Permiso's threat research team, whose detection capabilities recently won the SC Award 2026 for Best Threat Detection Technology, was documenting malicious agent skills in the wild while the rest of the industry was still debating whether the risk was real. That recognition was built on years of detecting threats across human, non-human, and AI identities, the same detection philosophy that now powers SandyClaw.

When that team turned its attention to the agent skill ecosystem, the findings confirmed what they suspected: the scanning approaches being adopted by the market had an obvious ceiling. They could see what a skill's code looked like. They could not see what a skill does when it runs.

That research led directly to SandyClaw.

Introducing SandyClaw

SandyClaw is the first platform to bring dynamic sandbox detonation to AI agent skills. Unlike static scanning or runtime containment approaches, SandyClaw executes the skill in a controlled, instrumented environment and records everything that happens.

The concept is borrowed from a methodology the cybersecurity industry has relied on for over a decade in other contexts. Static analysis of executable files was the dominant approach to malware detection until attackers learned to write code that looked benign and behaved maliciously. The industry's answer was sandbox detonation: run the file in a controlled environment and watch what it does. SandyClaw applies that same principle to agent skills.

SandyClaw homepage

How it works

SandyClaw follows a four-step process: submit, detonate, analyze, and decide.

Step 1: Submit a skill. Upload a skill from any agent framework or marketplace. Select a model and provide a test prompt. SandyClaw accepts skills from OpenClaw, Cursor, Codex, and other frameworks that use downloadable skill packages.

Step 2: Sandbox execution. SandyClaw spins up an instrumented sandbox environment and runs the skill with a live agent. This is not a simulation. The skill executes with real LLM interactions in a controlled environment where every action is captured at both the LLM and operating system level.

Step 3: Behavioral recording. While the skill runs, SandyClaw records everything: every LLM action and decision, all outbound network calls and domain resolutions, SSL-encrypted traffic (intercepted and decrypted inside the sandbox), every file read and write attempt, environment variable and credential access attempts, and DNS resolution and system-level events. Nothing the skill does goes unobserved.

Step 4: Verdict and report. Detection analysis runs against multiple engines: Sigma, YARA, Nova, and Snort, augmented with custom detection rules written by the Permiso security research team. The output is a clear verdict with a complete behavioral record. Security teams can inspect every action the skill took, review every detection engine match, and verify the determination themselves. No black boxes. No confidence scores. Evidence.

How SandyClaw compares

The table below summarizes the difference between the two existing approaches and what SandyClaw introduces.

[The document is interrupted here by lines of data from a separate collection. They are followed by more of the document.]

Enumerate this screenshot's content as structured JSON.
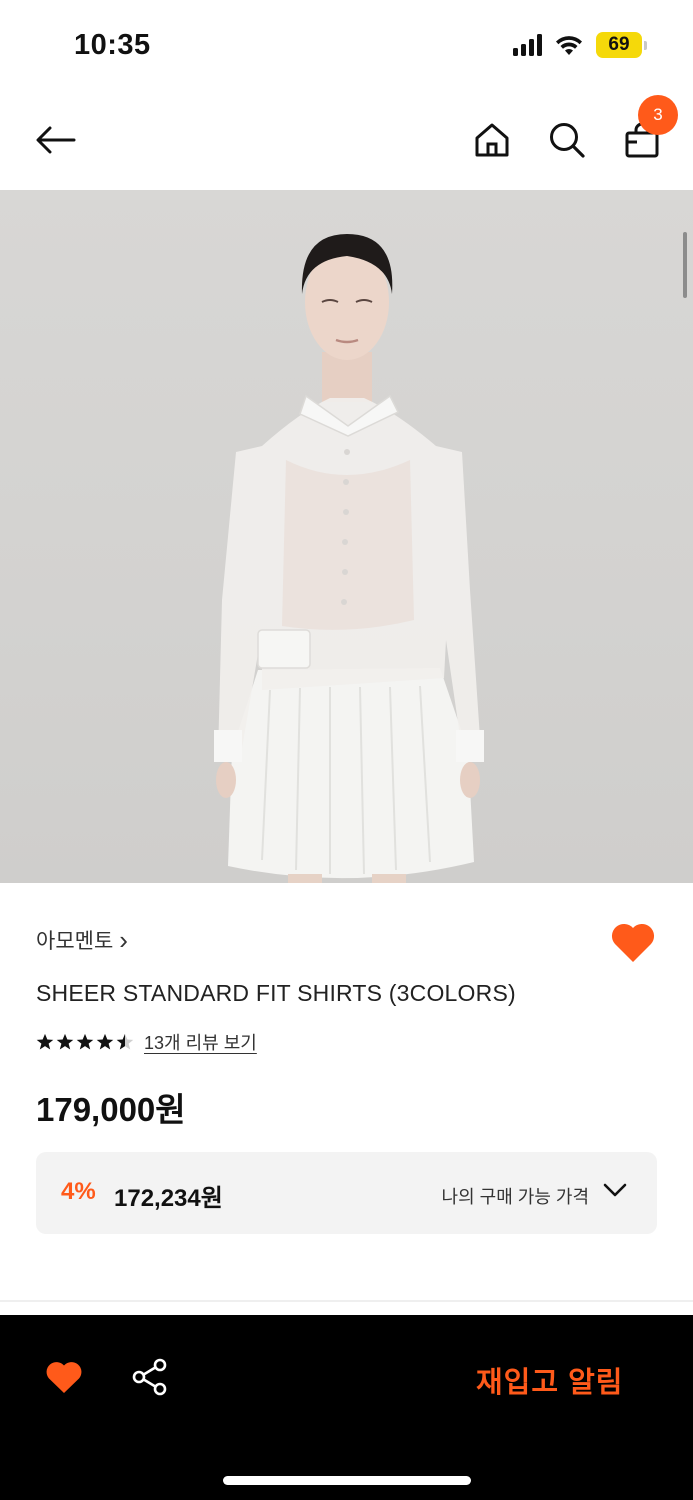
{
  "status_bar": {
    "time": "10:35",
    "battery": "69",
    "icons": [
      "signal-icon",
      "wifi-icon",
      "battery-icon"
    ]
  },
  "header": {
    "icons": [
      "back-arrow-icon",
      "home-icon",
      "search-icon",
      "shopping-bag-icon"
    ],
    "cart_count": "3"
  },
  "product": {
    "image_icon": "product-photo",
    "brand": "아모멘토",
    "brand_chevron": "›",
    "name": "SHEER STANDARD FIT SHIRTS (3COLORS)",
    "rating": 4.5,
    "rating_max": 5,
    "review_link": "13개 리뷰 보기",
    "price": "179,000원",
    "wishlisted": true
  },
  "discount": {
    "rate": "4%",
    "price": "172,234원",
    "label": "나의 구매 가능 가격"
  },
  "bottom_bar": {
    "restock_label": "재입고 알림",
    "icons": [
      "heart-icon",
      "share-icon"
    ]
  },
  "colors": {
    "accent": "#ff5a1a",
    "bottom_bar_bg": "#000000",
    "discount_box_bg": "#f3f3f3",
    "battery_fill": "#f5d90a"
  }
}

Capability Static scanning LLM-based evaluation Runtime containment Permiso SandyClaw
Executes the skill No No No (restricts agent, not skill) Yes
Detects runtime behavior No No Monitors agent messages, not skill behavior Yes
Network monitoring No No Controls egress via policy Yes + SSL intercept
Detection engines Rule-based signatures LLM judgment Static scanners + policy Sigma, YARA, Nova, Snort + custom
Verdict evidence Code references LLM reasoning Scan findings + telemetry Full behavioral log
Evasion resistance Low (obfuscation bypasses) Medium (prompt manipulation) Medium (static scanning limits) High (behavior is observable)
Skill intelligence repository No No No Yes (searchable database)
Cross-framework Varies Varies Platform-specific OpenClaw, Cursor, Codex+

What makes SandyClaw different

Dynamic detonation is the core differentiator, but it is not the only one. SandyClaw was designed as a complete skill security platform, not just a sandbox.

Dynamic behavioral analysis. SandyClaw does not read skill code and guess at intent. It runs the skill and watches what happens. Every LLM action, every network call, every file write, every environment variable access attempt is captured as it occurs. If a skill tries to exfiltrate data, phone home to a command-and-control server, or access sensitive files, SandyClaw sees it happen in real time. This is the fundamental difference between SandyClaw and every other tool on the market: observed behavior versus inferred intent.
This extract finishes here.